In the worst case of a skewed tree, the recursion depth can become O(n).

Test Cases

# Definition for testing
class TreeNode:
    def __init__(self, val=0, left=None, right=None):
        self.val = val
        self.left = left
        self.right = right

solution = Solution()

# Example 1
root1 = TreeNode(
    5,
    TreeNode(10),
    TreeNode(10, TreeNode(2), TreeNode(3))
)
assert solution.checkEqualTree(root1) == True  # Valid equal partition

# Example 2
root2 = TreeNode(
    1,
    TreeNode(2),
    TreeNode(10, TreeNode(2), TreeNode(20))
)
assert solution.checkEqualTree(root2) == False  # Odd total sum

# Single node tree
root3 = TreeNode(1)
assert solution.checkEqualTree(root3) == False  # Cannot remove any edge

# Simple valid split
root4 = TreeNode(0, TreeNode(0), TreeNode(0))
assert solution.checkEqualTree(root4) == True  # Multiple zero-sum subtrees

# Negative values
root5 = TreeNode(
    -5,
    TreeNode(-5),
    TreeNode(0)
)
assert solution.checkEqualTree(root5) == True  # Negative sums handled correctly

# No valid partition
root6 = TreeNode(
    4,
    TreeNode(1),
    TreeNode(2)
)
assert solution.checkEqualTree(root6) == False  # No subtree equals half

# Skewed tree
root7 = TreeNode(
    1,
    TreeNode(
        1,
        TreeNode(
            1,
            TreeNode(1)
        )
    )
)
assert solution.checkEqualTree(root7) == True  # Deep recursion case

# Total sum zero but no removable partition
root8 = TreeNode(0)
assert solution.checkEqualTree(root8) == False  # Entire tree cannot count
Test Why
[5,10,10,null,null,2,3] Standard valid partition case
[1,2,10,null,null,2,20] Odd total sum case
[1] Single-node edge case
[0,0,0] Multiple zero-sum subtrees
[-5,-5,0] Negative values handling
[4,1,2] No matching subtree
Skewed tree Deep recursion structure
[0] Ensures whole tree is not reused

Edge Cases

Single Node Tree

A tree with only one node cannot be partitioned because there is no edge to remove. A naive implementation might incorrectly think that a subtree sum equal to half the total is enough, but the problem explicitly requires removing an edge.

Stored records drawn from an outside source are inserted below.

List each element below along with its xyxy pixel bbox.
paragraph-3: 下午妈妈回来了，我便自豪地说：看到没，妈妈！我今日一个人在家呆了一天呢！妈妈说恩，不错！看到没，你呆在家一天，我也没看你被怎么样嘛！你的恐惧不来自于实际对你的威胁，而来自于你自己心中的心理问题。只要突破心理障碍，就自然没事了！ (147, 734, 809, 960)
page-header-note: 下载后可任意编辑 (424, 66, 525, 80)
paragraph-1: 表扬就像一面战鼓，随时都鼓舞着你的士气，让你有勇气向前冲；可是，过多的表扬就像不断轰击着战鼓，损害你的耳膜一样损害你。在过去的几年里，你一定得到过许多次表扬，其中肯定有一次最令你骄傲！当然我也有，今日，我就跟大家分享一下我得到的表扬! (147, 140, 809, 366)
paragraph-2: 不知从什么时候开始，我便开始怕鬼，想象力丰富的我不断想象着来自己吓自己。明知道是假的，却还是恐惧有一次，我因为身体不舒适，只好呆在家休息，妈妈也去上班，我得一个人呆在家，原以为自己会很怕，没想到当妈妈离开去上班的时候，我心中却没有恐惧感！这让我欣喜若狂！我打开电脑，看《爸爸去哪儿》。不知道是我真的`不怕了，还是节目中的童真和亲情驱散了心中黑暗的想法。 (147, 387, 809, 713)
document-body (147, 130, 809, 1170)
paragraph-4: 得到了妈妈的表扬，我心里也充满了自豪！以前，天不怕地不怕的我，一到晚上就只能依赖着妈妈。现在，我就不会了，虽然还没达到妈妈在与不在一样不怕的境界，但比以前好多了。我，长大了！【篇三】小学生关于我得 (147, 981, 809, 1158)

This implementation handles the case correctly because the only subtree sum stored is the total tree sum itself, which is removed before checking for a valid partition.

Total Sum Equals Zero

Zero is a tricky case because if the total sum is zero, the target subtree sum is also zero. Multiple subtrees may have sum zero, and it is important not to count the entire tree itself.

For example:

    0
   / \
  0   0

The implementation removes the total tree sum from the list before searching, ensuring only proper subtrees are considered.

Negative Node Values

Negative values can create unexpected subtree sums. For instance, positive and negative values may cancel each other out.

A solution that assumes all sums are positive could fail badly here. This implementation works correctly because it treats subtree sums as ordinary integers without making assumptions about sign or ordering.

Highly Skewed Trees

A skewed tree behaves like a linked list and produces maximum recursion depth.

For example:

1
 \
  1
   \
    1

The algorithm still runs in O(n) time because each node is processed once. The recursion stack may grow to O(n) in the worst case, which is already reflected in the space complexity analysis.